In an earlier post, I used the phrase “God-centered,” and there was at least one challenge that concerned what I meant by it. Let me have a quick go at explaining.
First, let me note what I do not mean. I do not some form of Stoicism, where we try to pretend that how it goes with us is a matter of indifference just so long as some duty “out there” is fulfilled. We are created by God as desiring creatures, and what we desire is what we desire. The distinction between a virtuous man and a corrupted man is therefore not a matter of one not desiring things and the other one wanting them desperately. The distinction between holiness and unholiness is found in what is desired, not whether something is desired. So a “God-centered” approach does not consist of us going numb. Quite the reverse actually — the idols make you numb.
Too many professed believers want to believe in Jesus the same way an astromomer discovers a new planet. They want their own ego, their own standards, their own baal grove in their heart, to remain the center, and they now want “Jesus” to begin revolving around all of that. The previous planets were job, career, relationships, etc. and now Jesus. But real conversion is more like a Copernican revolution. Jesus is now the center. Everything must revolve around Him. I and all my concerns must be centered on Him, and on His glory.

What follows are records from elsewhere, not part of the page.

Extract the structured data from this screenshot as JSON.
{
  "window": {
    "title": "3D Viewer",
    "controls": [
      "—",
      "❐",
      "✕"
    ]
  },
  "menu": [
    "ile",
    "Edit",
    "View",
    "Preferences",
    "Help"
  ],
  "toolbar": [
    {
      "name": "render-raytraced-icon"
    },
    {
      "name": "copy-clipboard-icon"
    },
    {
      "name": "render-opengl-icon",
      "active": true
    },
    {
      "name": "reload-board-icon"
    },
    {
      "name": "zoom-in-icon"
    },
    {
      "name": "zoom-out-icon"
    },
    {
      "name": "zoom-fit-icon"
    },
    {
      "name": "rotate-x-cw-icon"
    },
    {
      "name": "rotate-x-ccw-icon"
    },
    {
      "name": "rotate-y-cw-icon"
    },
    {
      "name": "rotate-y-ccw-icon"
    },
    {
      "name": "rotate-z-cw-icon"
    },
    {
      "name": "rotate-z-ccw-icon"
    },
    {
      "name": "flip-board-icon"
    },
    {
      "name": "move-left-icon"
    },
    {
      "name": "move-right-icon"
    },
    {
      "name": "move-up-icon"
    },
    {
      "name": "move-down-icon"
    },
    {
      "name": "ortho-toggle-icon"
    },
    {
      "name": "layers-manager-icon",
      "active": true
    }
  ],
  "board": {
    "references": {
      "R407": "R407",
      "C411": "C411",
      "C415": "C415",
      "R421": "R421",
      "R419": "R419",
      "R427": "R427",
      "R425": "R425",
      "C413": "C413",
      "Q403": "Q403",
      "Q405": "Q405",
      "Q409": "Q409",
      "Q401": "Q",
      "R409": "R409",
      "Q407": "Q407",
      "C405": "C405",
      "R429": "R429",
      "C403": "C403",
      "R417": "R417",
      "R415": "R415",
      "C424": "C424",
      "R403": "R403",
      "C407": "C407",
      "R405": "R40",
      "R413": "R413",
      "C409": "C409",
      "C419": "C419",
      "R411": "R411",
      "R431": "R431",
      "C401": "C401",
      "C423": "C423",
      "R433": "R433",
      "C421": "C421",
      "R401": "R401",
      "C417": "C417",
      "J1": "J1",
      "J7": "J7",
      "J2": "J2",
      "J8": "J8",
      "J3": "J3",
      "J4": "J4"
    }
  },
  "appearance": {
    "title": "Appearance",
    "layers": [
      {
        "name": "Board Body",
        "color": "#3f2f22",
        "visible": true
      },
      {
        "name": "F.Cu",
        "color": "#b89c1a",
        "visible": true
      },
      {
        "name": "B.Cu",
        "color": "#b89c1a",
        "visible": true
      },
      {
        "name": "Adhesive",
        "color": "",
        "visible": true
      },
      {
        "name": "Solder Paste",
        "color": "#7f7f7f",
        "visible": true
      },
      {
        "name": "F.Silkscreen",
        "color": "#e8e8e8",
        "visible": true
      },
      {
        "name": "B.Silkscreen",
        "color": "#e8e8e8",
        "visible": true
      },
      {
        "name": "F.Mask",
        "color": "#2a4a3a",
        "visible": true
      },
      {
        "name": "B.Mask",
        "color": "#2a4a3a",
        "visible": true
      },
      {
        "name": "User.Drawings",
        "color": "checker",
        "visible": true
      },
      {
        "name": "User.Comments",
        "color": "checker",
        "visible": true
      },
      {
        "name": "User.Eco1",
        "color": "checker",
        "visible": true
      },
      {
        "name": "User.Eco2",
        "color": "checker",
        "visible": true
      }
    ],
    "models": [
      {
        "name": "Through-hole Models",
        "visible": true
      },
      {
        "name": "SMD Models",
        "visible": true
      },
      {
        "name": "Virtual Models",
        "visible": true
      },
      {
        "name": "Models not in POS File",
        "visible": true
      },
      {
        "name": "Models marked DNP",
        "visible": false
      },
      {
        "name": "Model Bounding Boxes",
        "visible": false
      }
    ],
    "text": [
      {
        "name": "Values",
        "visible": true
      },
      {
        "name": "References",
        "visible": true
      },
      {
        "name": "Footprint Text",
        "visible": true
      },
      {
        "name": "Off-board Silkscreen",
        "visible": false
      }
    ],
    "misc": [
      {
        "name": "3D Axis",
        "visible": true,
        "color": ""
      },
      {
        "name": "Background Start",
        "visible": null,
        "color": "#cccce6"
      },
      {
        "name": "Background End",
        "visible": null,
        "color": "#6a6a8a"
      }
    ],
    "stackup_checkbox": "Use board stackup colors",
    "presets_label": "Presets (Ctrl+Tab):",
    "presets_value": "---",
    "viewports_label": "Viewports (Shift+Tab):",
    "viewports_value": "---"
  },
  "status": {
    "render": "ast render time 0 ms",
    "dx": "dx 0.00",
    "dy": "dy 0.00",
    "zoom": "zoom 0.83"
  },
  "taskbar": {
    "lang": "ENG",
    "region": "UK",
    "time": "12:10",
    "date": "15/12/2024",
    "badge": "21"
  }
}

Now to continue the metaphor, I still live on my planet. And when the sun shines on me, I still enjoy it. “God-centered” does not mean that some pious surgeon has to deaden all my nerve endings. But it does mean that I now know where the sunlight originates, and I know where to give glory. But the one who gives glory rightly receives pleasure rightly.
God-centered worship exults in the river of pleasure at God’s right hand. God-centered worship does not say, “Shut up, worms, the Scriptures will be read now.”
When God is properly justified, this is the joy of all justified men. But unjustified men bridle at it. You can tell when someone is kicking against the right kind of God-centeredness when they murmur against any justifications of God that assume that in any controversy between God and man, God must be in the right, by definition.
This is an emotional problem, not an intellectual one. Of course God must be right, by definition. That doesn’t mean that the untamed heart has to like it.
“Then was kindled the wrath of Elihu the son of Barachel the Buzite, of the kindred of Ram: against Job was his wrath kindled, because he justified himself rather than God” (Job 32:2).